There's a Place Balard (one l) in southwest Paris, about 20 minutes from the Bastille, the one-time prison at the figurative center of the French Revolution. These days, the Place de la Bastille is a hub of music and nightlife, much like Seattle's Ballard Avenue on these warm July nights. At the brand new Bastille Café & Bar, a bustling crew of 60 tends to the needs of swarming drinkers and diners. Owners James Weimann (Peso's, Triangle) and Deming Maclise (Caffè Fiorè) recruited industry veterans Shannon Galusha (Veil) to run the kitchen, James Lechner (Café Campagne) to run the dining room and Armin Moloudzadeh (Black Bottle) to run the bar.
This isn't a review so much as a first look-around and a first drink (a frosty French 75). The space is vast and handsome, shiny white-tiled walls with dark wood accents in the front rooms, exposed brick and a grand chandelier in the back bar. There's also a large patio, where smokers were huddling furtively in the moonlight. As Obermaier Machine Works, the building spent half a century at the heart of Old Ballard's industrial district; it's been beautifully reworked as a grande brasserie. The long bar is molded zinc, just like in France; found objects from Parisian flea markets abound.
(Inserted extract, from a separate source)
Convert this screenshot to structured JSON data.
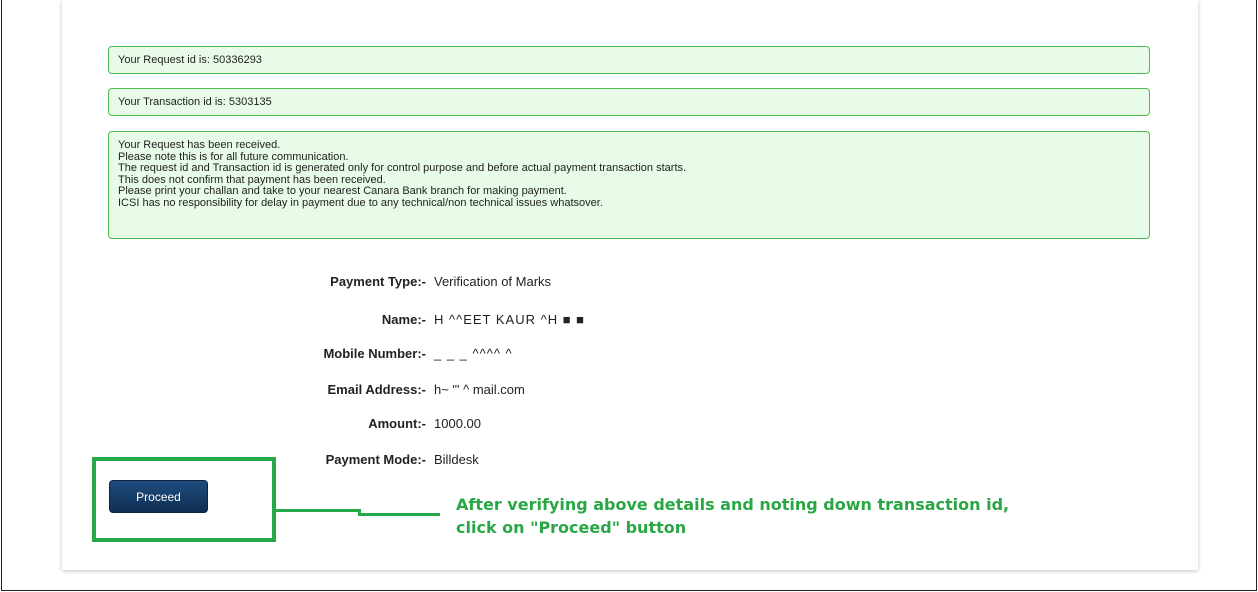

The menu also takes its Frenchiness seriously, listing moules, frites, baguette sandwiches, soupe de poisson and salade niçoise.
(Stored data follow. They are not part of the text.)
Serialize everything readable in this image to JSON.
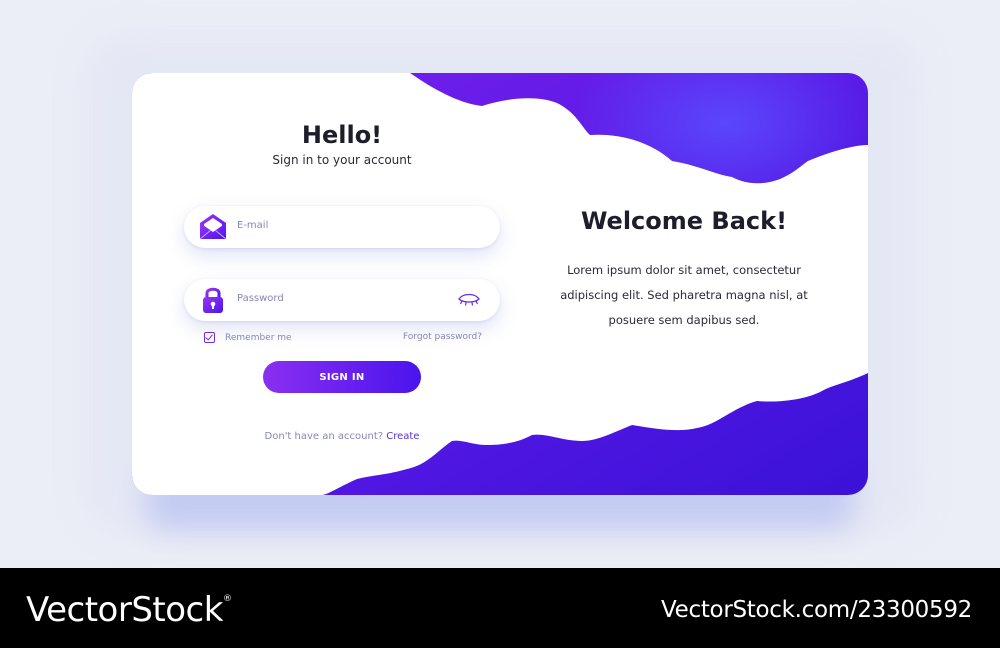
{
  "login": {
    "title": "Hello!",
    "subtitle": "Sign in to your account",
    "email_placeholder": "E-mail",
    "password_placeholder": "Password",
    "remember_label": "Remember me",
    "remember_checked": true,
    "forgot_label": "Forgot password?",
    "signin_label": "SIGN IN",
    "no_account_text": "Don't have an account?",
    "create_label": "Create"
  },
  "welcome": {
    "title": "Welcome Back!",
    "body": "Lorem ipsum dolor sit amet, consectetur adipiscing elit. Sed pharetra magna nisl, at posuere sem dapibus sed."
  },
  "icons": {
    "email": "envelope-icon",
    "password": "lock-icon",
    "show_password": "eye-icon",
    "remember": "checkbox-icon"
  },
  "colors": {
    "accent_start": "#8a2ff0",
    "accent_end": "#4a14ee",
    "background": "#eceef7"
  },
  "watermark": {
    "brand": "VectorStock",
    "registered_mark": "®",
    "stock_id": "VectorStock.com/23300592"
  }
}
There's also a wacky, self-congratulatory note of locavore political correctness at Bastille, with a rooftop garden (couldn't see it at midnight) growing herbs and salad greens for the $8 salade du toit. We'd guess, with the price of real estate and the cost of "urban farm" labor, that a more realistic price for that salad would be at least $2,500, but that's another story.